"Dia hanya seorang yang Mama tugaskan untuk menjagamu di sini, Nathan," ujar Mytha sambil tersenyum puas.
Pertanyaan Nathan saja cukup mengejutkan bagi Sabrina, ditambah lagi dengan pernyataan Mytha membuat hati Sabrina sakit. Ia langsung keluar dari ruang ICU sambil menangis.
"Dokter, ada apa dengan Nathan?" tanya Mytha.
Sunardi yang datang tidak lama setelah Mytha masuk belum bisa memastikan sebelum memeriksa kondisi Nathan.
"Biar saya periksa dulu ya, Bu," ujar Sunardi.
"Iya, Dok, kalau begitu saya pamit keluar sebentar." Mytha buru-buru keluar mencari Sabrina.
Di luar Mytha melihat Sabrina yang sedang duduk di kursi tunggu.

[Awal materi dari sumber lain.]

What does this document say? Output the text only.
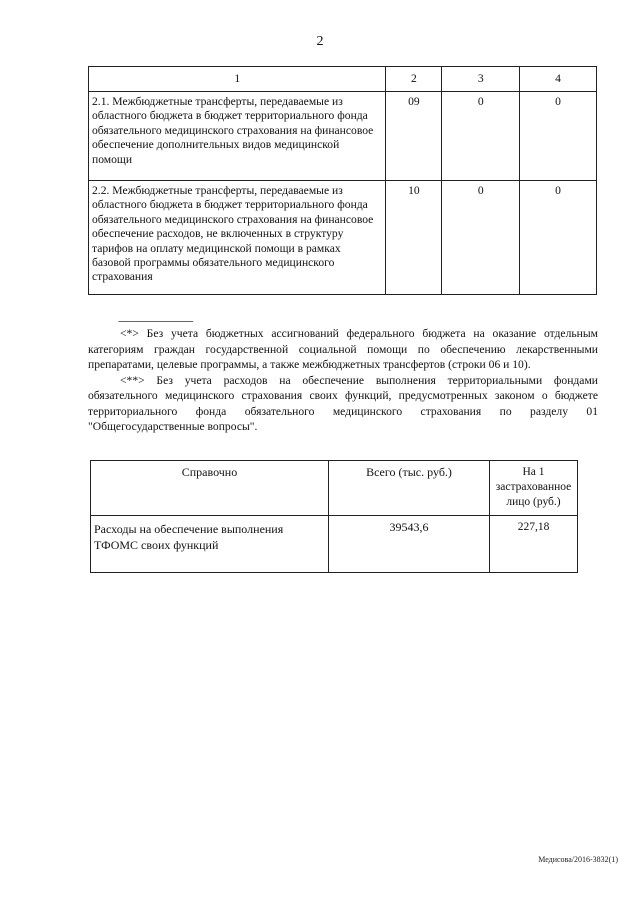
2
1	2	3	4
2.1. Межбюджетные трансферты, передаваемые из областного бюджета в бюджет территориального фонда обязательного медицинского страхования на финансовое обеспечение дополнительных видов медицинской помощи	09	0	0
2.2. Межбюджетные трансферты, передаваемые из областного бюджета в бюджет территориального фонда обязательного медицинского страхования на финансовое обеспечение расходов, не включенных в структуру тарифов на оплату медицинской помощи в рамках базовой программы обязательного медицинского страхования	10	0	0
--------------------------------

<*> Без учета бюджетных ассигнований федерального бюджета на оказание отдельным категориям граждан государственной социальной помощи по обеспечению лекарственными препаратами, целевые программы, а также межбюджетных трансфертов (строки 06 и 10).

<**> Без учета расходов на обеспечение выполнения территориальными фондами обязательного медицинского страхования своих функций, предусмотренных законом о бюджете территориального фонда обязательного медицинского страхования по разделу 01 "Общегосударственные вопросы".

Справочно	Всего (тыс. руб.)	На 1 застрахованное лицо (руб.)
Расходы на обеспечение выполнения ТФОМС своих функций	39543,6	227,18
Медисова/2016-3832(1)
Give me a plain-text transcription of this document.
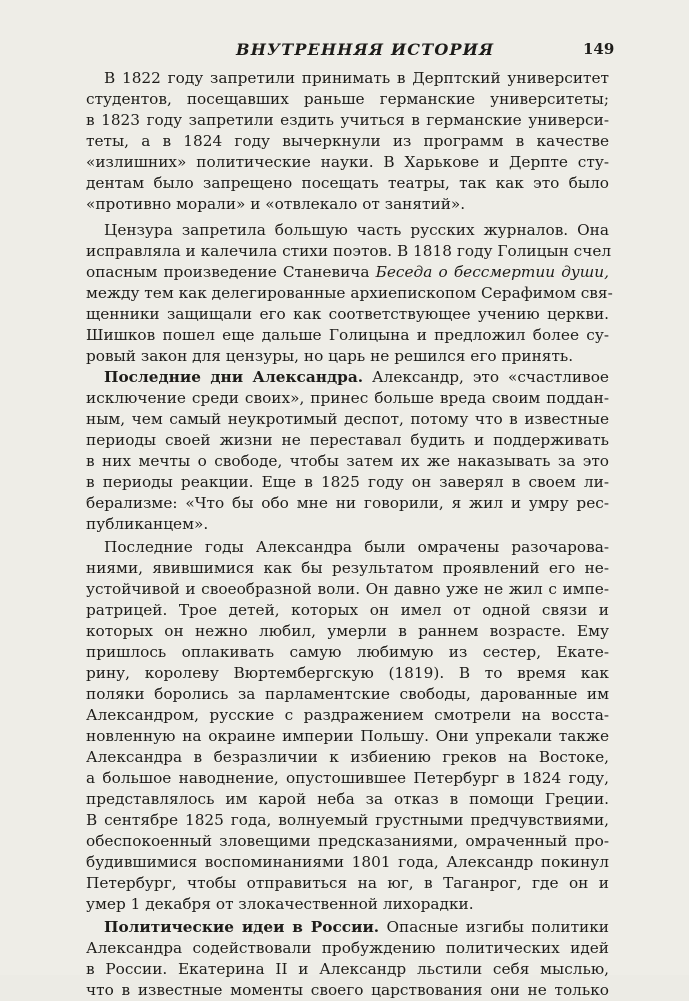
ВНУТРЕННЯЯ ИСТОРИЯ	149
В 1822 году запретили принимать в Дерптский университет
студентов, посещавших раньше германские университеты;
в 1823 году запретили ездить учиться в германские универси-
теты, а в 1824 году вычеркнули из программ в качестве
«излишних» политические науки. В Харькове и Дерпте сту-
дентам было запрещено посещать театры, так как это было
«противно морали» и «отвлекало от занятий».
Цензура запретила большую часть русских журналов. Она
исправляла и калечила стихи поэтов. В 1818 году Голицын счел
опасным произведение Станевича Беседа о бессмертии души,
между тем как делегированные архиепископом Серафимом свя-
щенники защищали его как соответствующее учению церкви.
Шишков пошел еще дальше Голицына и предложил более су-
ровый закон для цензуры, но царь не решился его принять.
Последние дни Александра. Александр, это «счастливое
исключение среди своих», принес больше вреда своим поддан-
ным, чем самый неукротимый деспот, потому что в известные
периоды своей жизни не переставал будить и поддерживать
в них мечты о свободе, чтобы затем их же наказывать за это
в периоды реакции. Еще в 1825 году он заверял в своем ли-
берализме: «Что бы обо мне ни говорили, я жил и умру рес-
публиканцем».
Последние годы Александра были омрачены разочарова-
ниями, явившимися как бы результатом проявлений его не-
устойчивой и своеобразной воли. Он давно уже не жил с импе-
ратрицей. Трое детей, которых он имел от одной связи и
которых он нежно любил, умерли в раннем возрасте. Ему
пришлось оплакивать самую любимую из сестер, Екате-
рину, королеву Вюртембергскую (1819). В то время как
поляки боролись за парламентские свободы, дарованные им
Александром, русские с раздражением смотрели на восста-
новленную на окраине империи Польшу. Они упрекали также
Александра в безразличии к избиению греков на Востоке,
а большое наводнение, опустошившее Петербург в 1824 году,
представлялось им карой неба за отказ в помощи Греции.
В сентябре 1825 года, волнуемый грустными предчувствиями,
обеспокоенный зловещими предсказаниями, омраченный про-
будившимися воспоминаниями 1801 года, Александр покинул
Петербург, чтобы отправиться на юг, в Таганрог, где он и
умер 1 декабря от злокачественной лихорадки.
Политические идеи в России. Опасные изгибы политики
Александра содействовали пробуждению политических идей
в России. Екатерина II и Александр льстили себя мыслью,
что в известные моменты своего царствования они не только
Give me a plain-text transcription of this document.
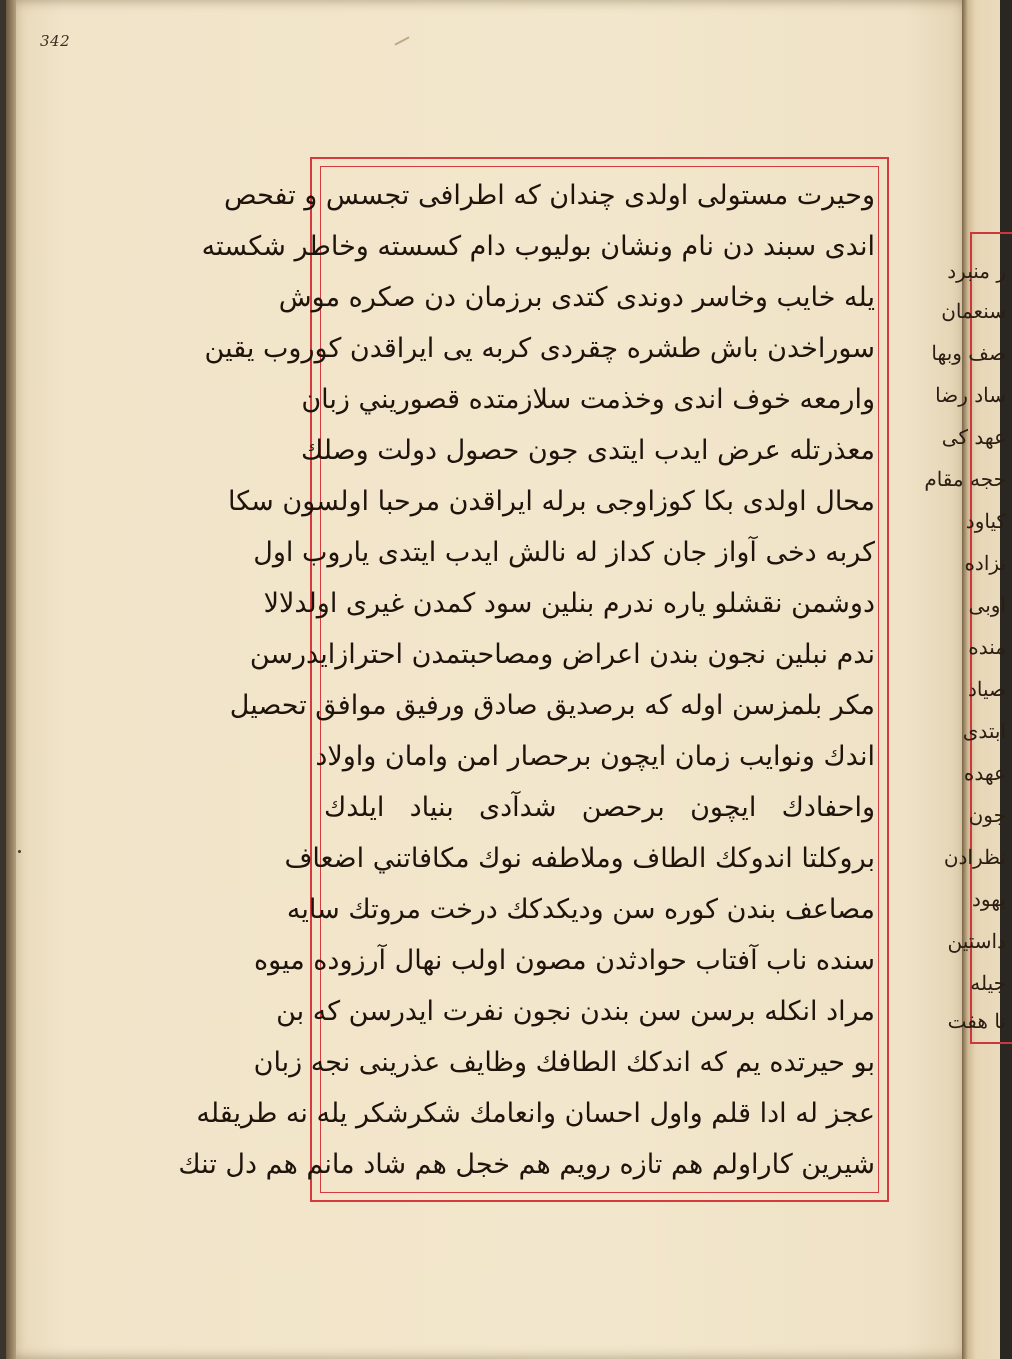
342
وحیرت مستولی اولدی چندان که اطرافی تجسس و تفحص
اندی سبند دن نام ونشان بولیوب دام کسسته وخاطر شکسته
یله خایب وخاسر دوندی کتدی برزمان دن صکره موش
سوراخدن باش طشره چقردی کربه یی ایراقدن کوروب یقین
وارمعه خوف اندی وخذمت سلازمتده قصوریني زبان
معذرتله عرض ایدب ایتدی جون حصول دولت وصلك
محال اولدی بکا کوزاوجی برله ایراقدن مرحبا اولسون سکا
کربه دخی آواز جان کداز له نالش ایدب ایتدی یاروب اول
دوشمن نقشلو یاره ندرم بنلین سود کمدن غیری اولدلالا
ندم نبلین نجون بندن اعراض ومصاحبتمدن احترازایدرسن
مکر بلمزسن اوله که برصدیق صادق ورفیق موافق تحصیل
اندك ونوایب زمان ایچون برحصار امن وامان واولاد
واحفادك ایچون برحصن شدآدی بنیاد ایلدك
بروکلتا اندوکك الطاف وملاطفه نوك مکافاتني اضعاف
مصاعف بندن کوره سن ودیکدکك درخت مروتك سایه
سنده ناب آفتاب حوادثدن مصون اولب نهال آرزوده میوه
مراد انکله برسن سن بندن نجون نفرت ایدرسن که بن
بو حیرتده یم که اندکك الطافك وظایف عذرینی نجه زبان
عجز له ادا قلم واول احسان وانعامك شکرشکر یله نه طریقله
شیرین کاراولم هم تازه رویم هم خجل هم شاد مانم هم دل تنك
ر منبرد
سنعمان
صف وبها
ساد رضا
عهد کی
حجه مقام
کیاود
نزاده
اوبی
منده
صیاد
ابتدی
عهده
جون
نظرادن
یهود
داستین
جیله
نا هفت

Ia segera menghampiri dan menyodorkan sebuah amplop pada Sabrina.
"Ambil ini dan ingat kamu jangan pernah muncul lagi di hadapan anak saya," ujar Mytha penuh penekanan.
Sabrina menoleh dan bertanya dengan heran. "Apa ini, Tante?"
"Itu bayaran karena sudah membuat Nathan kembali sadar
Sekaligus bayaran untukmu yang mengincar harta keluarga kami agar segera kamu segera pergi dari anak saya." Mytha berjalan kembali ke ruangan Nathan meninggalkan Sabrina yang berdiri mematung.
Sabrina membuka amplop di tangannya dan terkejut melihat isinya. Buru-buru ia mengejar Mytha dan mengembalikan amplop berisi uang yang Mytha serahkan padanya. "Aku tidak bisa terima ini, Tante."
"Pergi dari sini, keluarga saya tidak butuh kamu lagi!" bentak Mytha.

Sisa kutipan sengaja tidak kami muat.